The instructions in the book are easy to follow - well when I looked at them anyway.  I only really read them for inserting the ears into the dart and how to make a pom pom by wrapping wool around two fingers.  Again, not sure how those tails will last with rough play.  There are quite a few cute patterns I'd like to make from the book, particulary a fox, but my toddler seems completely disinterested in stuffed toys.  I'm not sure if my baby will be the same but judging by the way he stares in awe at his big bro, I'd say there's a fair chance.  Which means I have to make them as gifts.  Note to self: stop making gifts, Rosi, you don't have time.  One mummy on receiving the gift asked if I'd considered a business venture making toys and or clothes (yes, an obvious compliment as opposed to the comment we discussed in a previous post).  Have you had friends suggest the same?  Personally, I think turning a hobby I love into paid employment would ruin the enjoyment.  I'll just keep sewing the stuff I want to sew without obligation - like cute bunnies for cute babies. 

Tuesday, 9 July 2013

Briar


Sometimes I find it difficult to buy a pattern that looks really basic.  I find myself drawn to the complicated dresses of say Vogue (like this one).  But a couple of megan neilsens later, I will definitely be purchasing more basics.  I ummed and ahhed about the Briar pattern for a while, but when Megan anounced the Briar sewalong in February, (yeah I know it's July) I was convinced to purchase.  While I haven't worn a midriff since the early '90s (usually a neon surf brand) the hi lo hemline appealed to me because I thought it looked like a good nursing top to layer over other tops.  Actually, I thought the hi hem at the front might look cool over a pregnant belly.  It didn't.

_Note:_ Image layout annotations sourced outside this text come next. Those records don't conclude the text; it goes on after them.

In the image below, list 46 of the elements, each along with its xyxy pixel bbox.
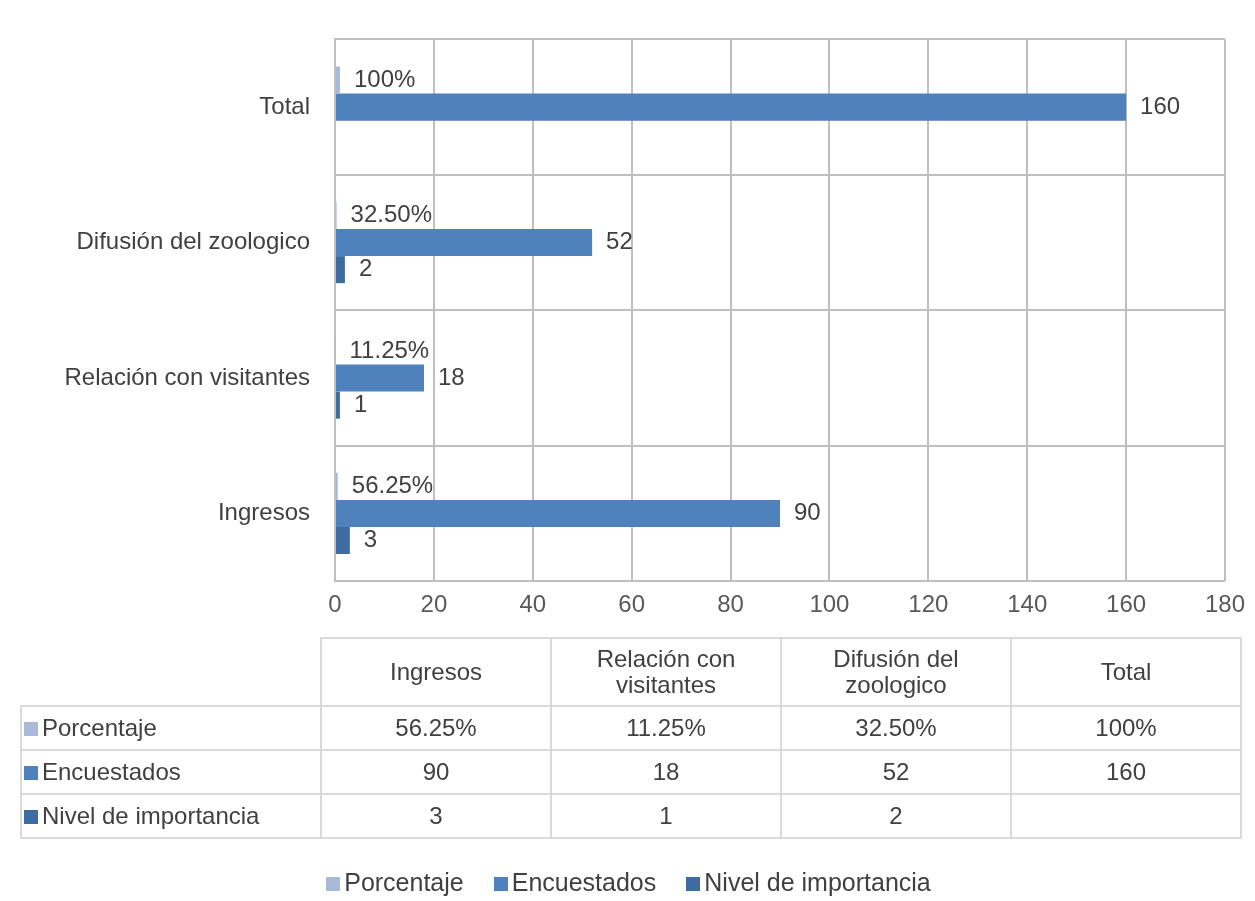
legend-label: Encuestados — [21, 750, 321, 794]
x-tick-label: 100 — [809, 590, 850, 618]
text: 18 — [652, 758, 680, 785]
data-label: 1 — [353, 389, 368, 417]
x-tick-label: 20 — [420, 590, 448, 618]
y-tick-label: Ingresos — [217, 498, 310, 526]
data-label: 11.25% — [349, 335, 430, 363]
data-label: 2 — [358, 254, 373, 282]
data-label: 160 — [1140, 91, 1181, 119]
text: Nivel de importancia — [704, 868, 931, 896]
data-label: 18 — [438, 362, 465, 390]
x-tick-label: 40 — [519, 590, 547, 618]
data-label: 90 — [793, 498, 821, 526]
data-label: 32.50% — [350, 200, 433, 228]
text: 32.50% — [855, 714, 937, 741]
x-tick-label: 80 — [717, 590, 744, 618]
text: 52 — [882, 758, 910, 785]
text: 3 — [429, 802, 443, 829]
text: 11.25% — [626, 714, 706, 741]
text: 56.25% — [395, 714, 477, 741]
category-label: Difusión del zoologico — [833, 645, 959, 698]
x-tick-label: 180 — [1204, 590, 1245, 618]
data-label: 56.25% — [351, 471, 434, 499]
text: Porcentaje — [344, 868, 464, 896]
x-tick-label: 0 — [328, 590, 342, 618]
y-tick-label: Relación con visitantes — [64, 362, 310, 390]
y-tick-label: Total — [259, 91, 310, 119]
x-tick-label: 160 — [1106, 590, 1147, 618]
legend-label: Porcentaje — [21, 706, 321, 750]
text: 90 — [422, 758, 450, 785]
category-label: Relación con visitantes — [596, 645, 736, 698]
legend-label: Nivel de importancia — [21, 794, 321, 838]
text: 1 — [659, 802, 673, 829]
text: 2 — [889, 802, 903, 829]
x-tick-label: 140 — [1007, 590, 1048, 618]
x-tick-label: 120 — [908, 590, 949, 618]
data-label: 100% — [353, 64, 416, 92]
data-label: 52 — [606, 227, 633, 255]
y-tick-label: Difusión del zoologico — [76, 227, 310, 255]
category-label: Ingresos — [389, 658, 483, 685]
category-label: Total — [1100, 658, 1152, 685]
text: Encuestados — [511, 868, 657, 896]
text: 160 — [1105, 758, 1147, 785]
text: 100% — [1095, 714, 1157, 741]
data-label: 3 — [363, 525, 378, 553]
x-tick-label: 60 — [618, 590, 646, 618]
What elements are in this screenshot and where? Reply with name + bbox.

My stash is devoid of any knits, so I was required to purchase fabric for this and I chose a bamboo spandex blend, which feels lovely.  Unfortunately, I was a little slow on the fabric purchasing and couldn't keep up with Megan's sewalong, but it is a quick one to make it was pretty easy to flick through her posts.  I did learn a few tricks from her blog though, particularly the curved little pocket, hemmimg by ironing up first (I never used to do that) and her way of binding the neckband so the stitching is hidden.  Ahh the neckband.  I realised after I overlocked the neckband in that I did it on the wrong bloody side!  Sigh.  I considered just leaving it but as the bound neckline allows wider fabric width it just looked wrong.  So, what could have been a quick make ended up including about 30 minutes or more of unpicking 4 threads of overlocking.  The pain!  But as per usual, it is always worth fixing a mistake you know will annoy you everytime you put it on.
Pattern: Megan Nielsen Briar
Fabric: grey bamboo spandex from SewCo Mt Gravatt.  $39/m ouch.
Alterations: none
Here's a Black Briar made from some merino bought last year from The Fabric Store, Brisbane, which I found after I bought the bamboo doh.  You can obviously see it is the longer version.  This is the kind of pattern you can whip up.  I wish I could say I whipped it up.  But with two little boys around there is not much whipping up of anything.  No, none of the mother hubbard style whipping either.  Maybe whipped cream. 
I'm not sure about the hi-lo hemline on this Black Briar, it looks kind of weird in this photo.  However, I do like the rest of the pattern particularly the neckline.  It's kind of a V but without the pesky dart at the centre front.  Now if you'll excuse me, after saying Black Briar so much I feel like watching some Jason Bourne.